PROFILE BY BEST RESTAURANTS
Tucked away behind the limelight of King Street is Oscillate Wildly whose cult following has unsuccessfully kept it the secret they'd like it to be. Awarded a Chef's Hat by The Sydney Morning Herald and praised by Gourmet Traveller, its vibrancy has become sought after by Newtown diners and Sydneysiders who are after some fine-dining food, minus the ego. Executive chef Karl Firla, having previously worked at Est., Marque and Bridgewater Mill, expresses his deliciously innovative ideas through the eight-course dégustation menu. The Parisian décor is highlighted by olive and black swirls of the whimsical fabric that lines one wall and contrasts with the sharp lines of the black and white tiles.

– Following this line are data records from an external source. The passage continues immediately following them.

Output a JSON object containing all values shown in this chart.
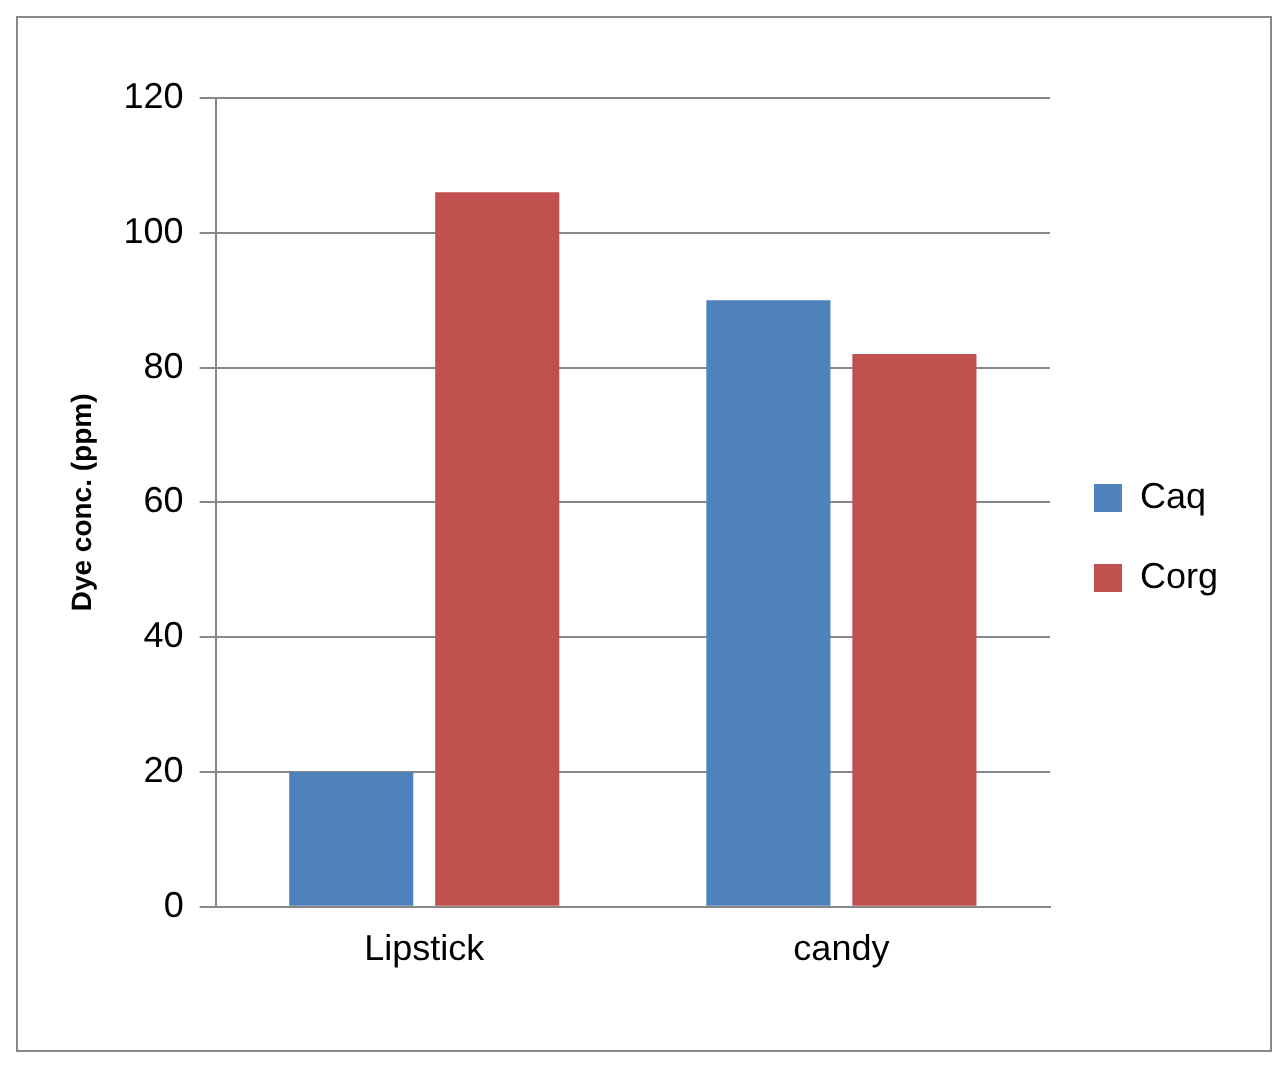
{
  "chart_data": {
    "type": "bar",
    "ylabel": "Dye conc. (ppm)",
    "categories": [
      "Lipstick",
      "candy"
    ],
    "series": [
      {
        "name": "Caq",
        "color": "#4f81bd",
        "values": [
          20,
          90
        ]
      },
      {
        "name": "Corg",
        "color": "#c0504d",
        "values": [
          106,
          82
        ]
      }
    ],
    "ylim": [
      0,
      120
    ],
    "yticks": [
      0,
      20,
      40,
      60,
      80,
      100,
      120
    ],
    "grid": "y",
    "legend": "right"
  }
}
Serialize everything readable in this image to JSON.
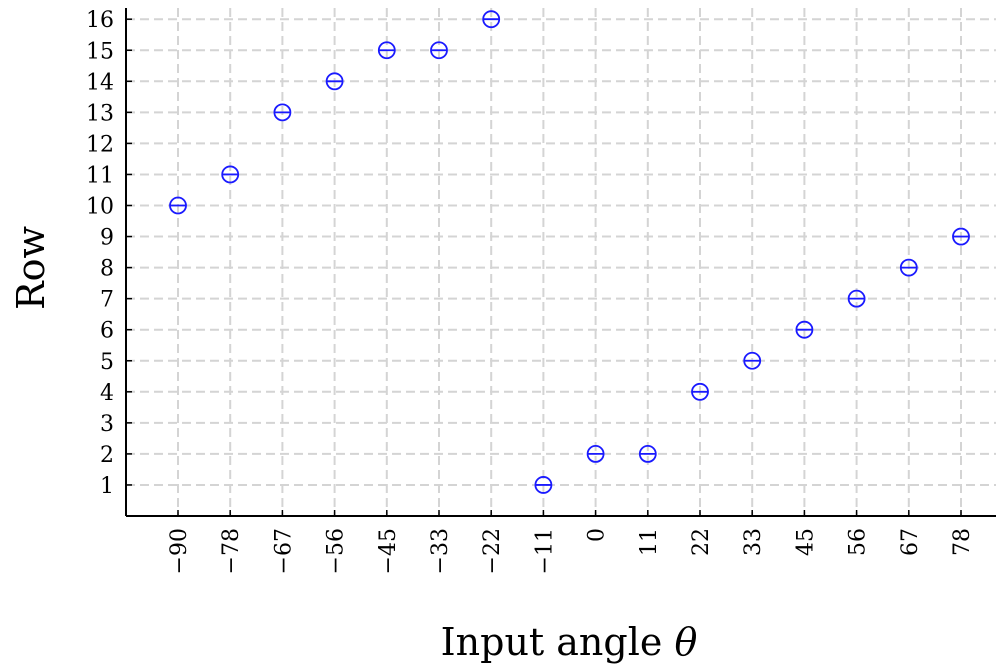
{
  "chart_data": {
    "type": "scatter",
    "title": "",
    "xlabel_prefix": "Input angle ",
    "xlabel_symbol": "θ",
    "ylabel": "Row",
    "x_ticks": [
      "−90",
      "−78",
      "−67",
      "−56",
      "−45",
      "−33",
      "−22",
      "−11",
      "0",
      "11",
      "22",
      "33",
      "45",
      "56",
      "67",
      "78"
    ],
    "y_ticks": [
      1,
      2,
      3,
      4,
      5,
      6,
      7,
      8,
      9,
      10,
      11,
      12,
      13,
      14,
      15,
      16
    ],
    "ylim": [
      0,
      16
    ],
    "grid": true,
    "marker": "circle-with-horizontal-bar",
    "series": [
      {
        "color": "#1a1aff",
        "x": [
          -90,
          -78,
          -67,
          -56,
          -45,
          -33,
          -22,
          -11,
          0,
          11,
          22,
          33,
          45,
          56,
          67,
          78
        ],
        "y": [
          10,
          11,
          13,
          14,
          15,
          15,
          16,
          1,
          2,
          2,
          4,
          5,
          6,
          7,
          8,
          9
        ]
      }
    ]
  }
}
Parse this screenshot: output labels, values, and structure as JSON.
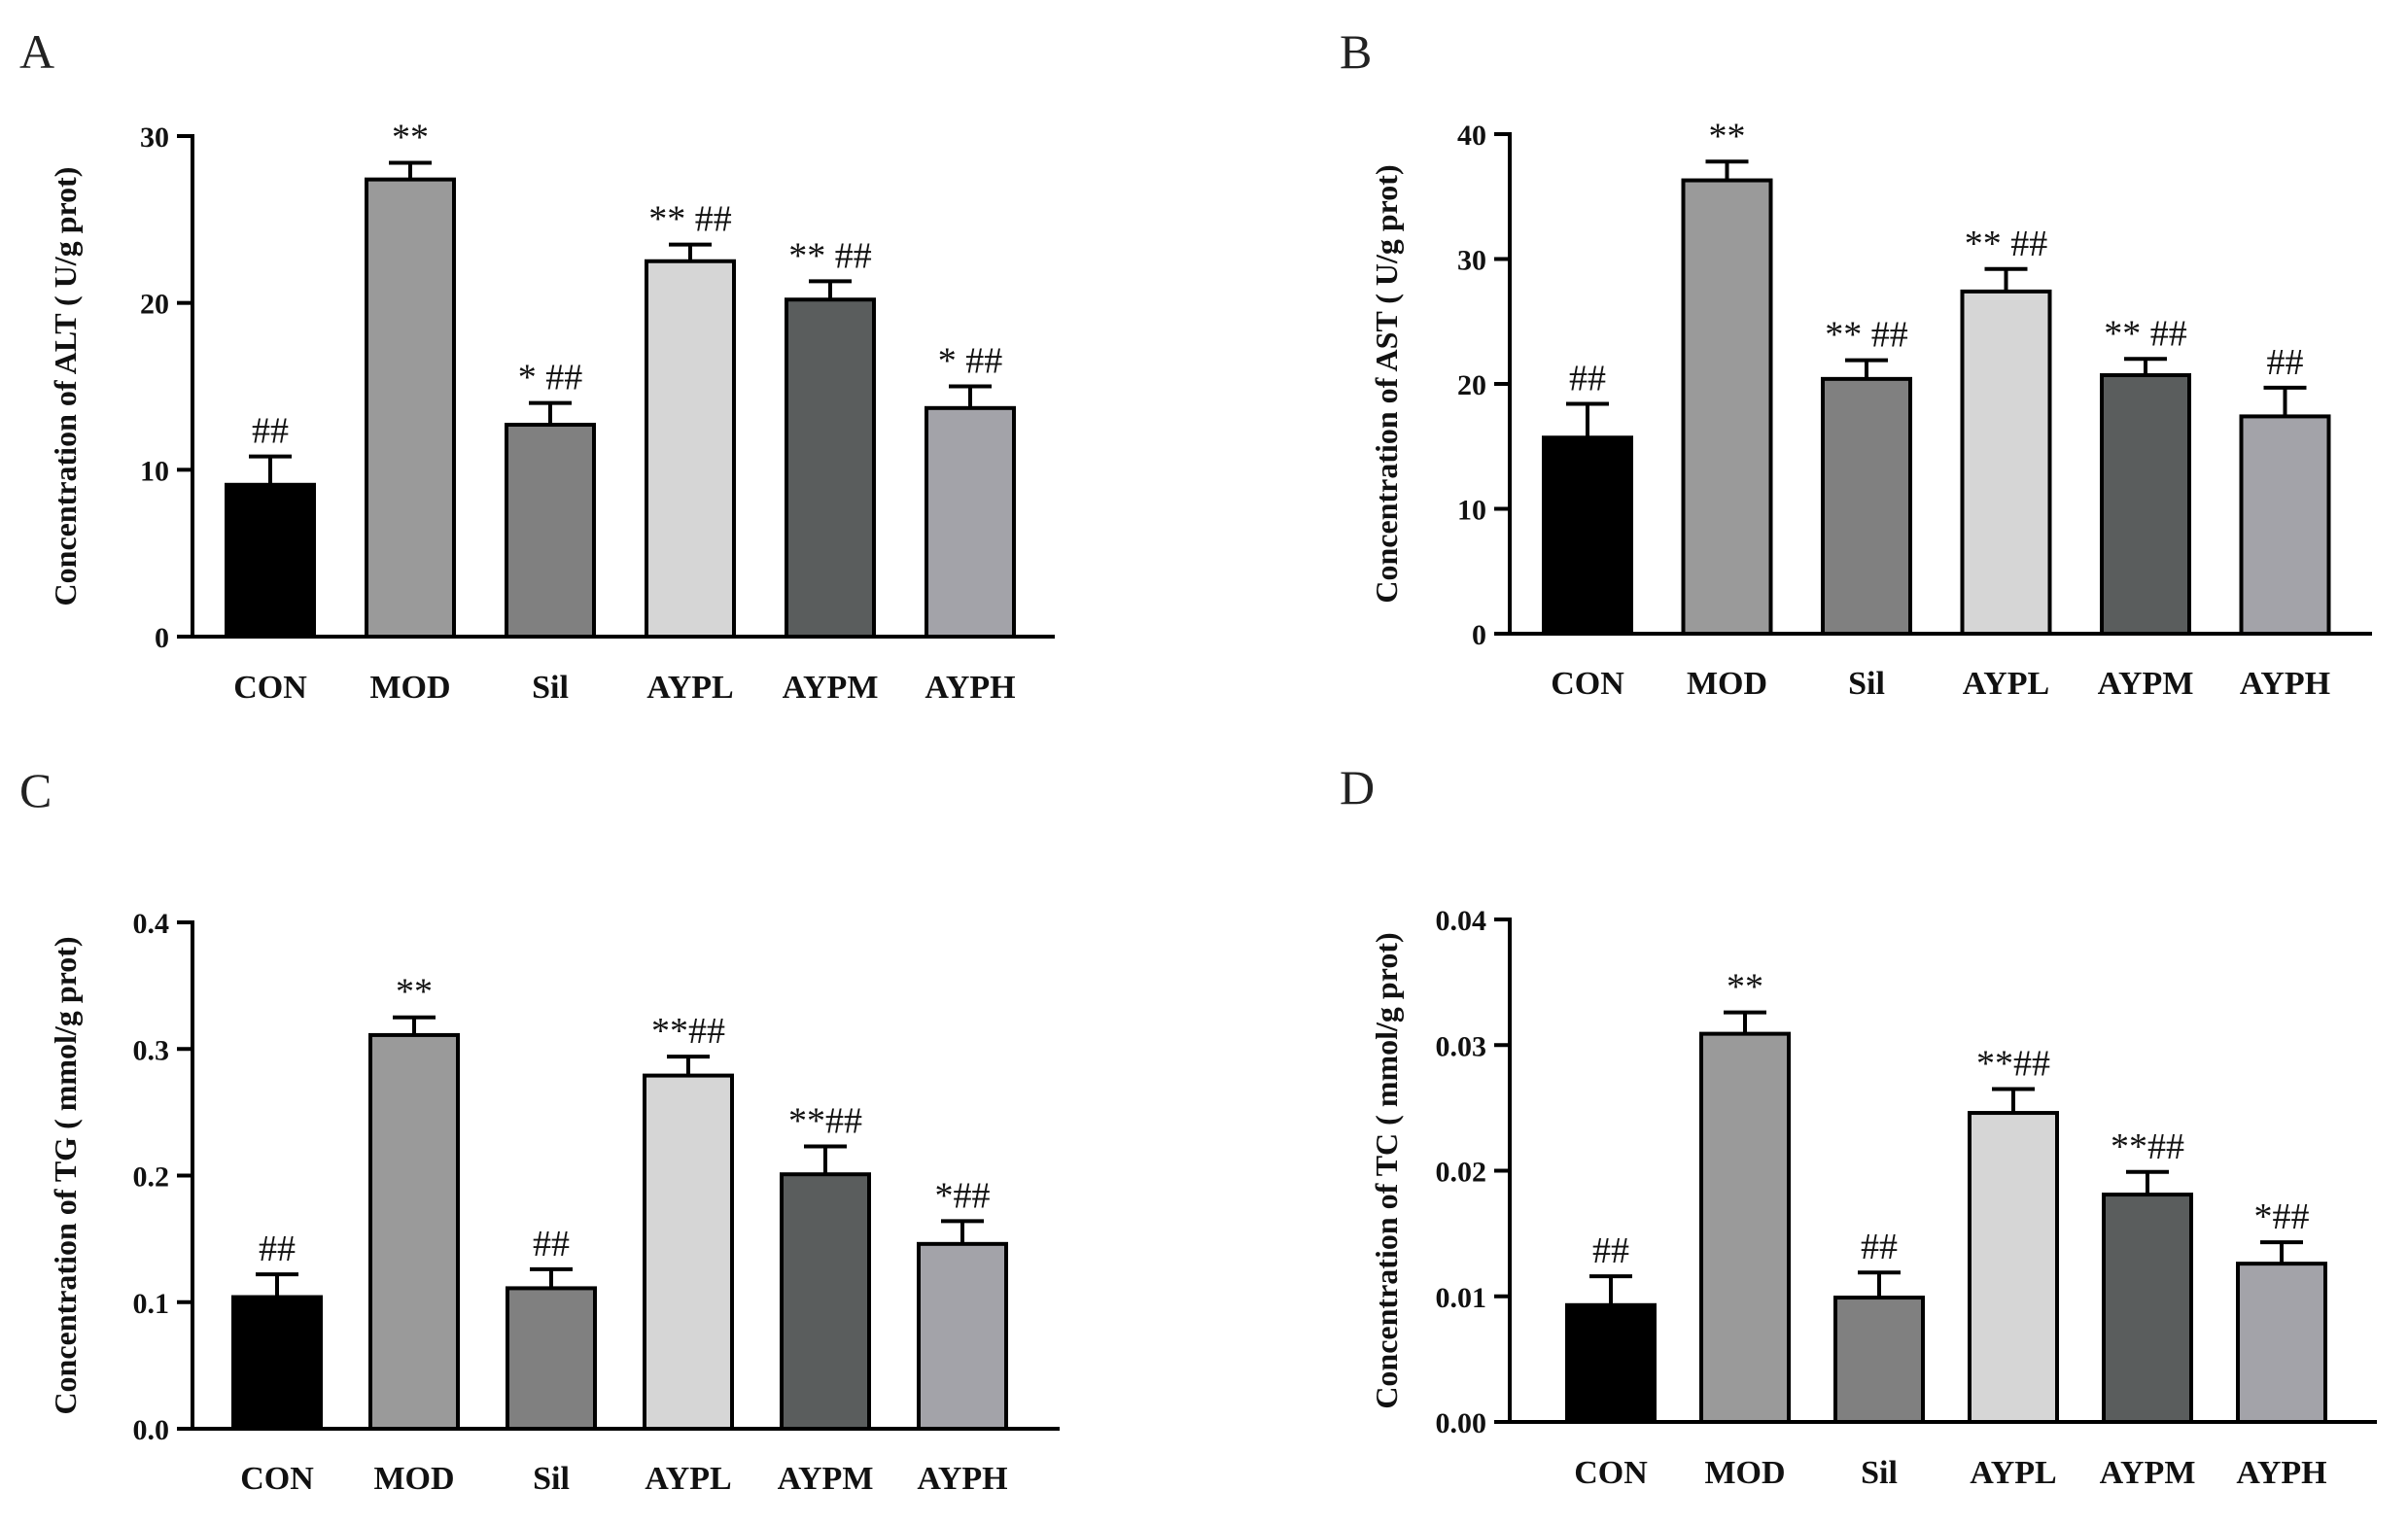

The dégustation menu prevents any feelings of food-envy and encourages diners to try things differently. On this Wednesday evening the tiny room is a mix of couples and small groups who toast a special occasion or even just the end of the working day. Tonight the menu features kingfish which gently falls apart with the tastes of cucumber and soy, and finishes with a bite from the Tasmanian wasabi leaves. A few courses on, the Murray cod harmonises with roast potato consommé and chunks of Jerusalem artichokes, then proceeded by a dish of handmade buckwheat ravioli which has absorbed the morel flavours and ribboned with turtle beans. Each dish leads effortlessly onto the next as the duck is complemented with the earthy eggplant and a vibrant spark from the beetroot. The tastes of the meal are accentuated by sommelier Jeremy Croft's choice of a Spanish 2005 Beronia Reserve Rioja. The night ends with the sweet nothings of pineapple served fresh, caramelised and powdered beside liquorice ice cream and with a glass of Tasmania's 2008 Frogmore Creek Iced Riesling. With just 28 seats, Oscillate Wildly is typically booked out up to two months in advance, but persistent punters can put their names on the waiting list in case of cancellations.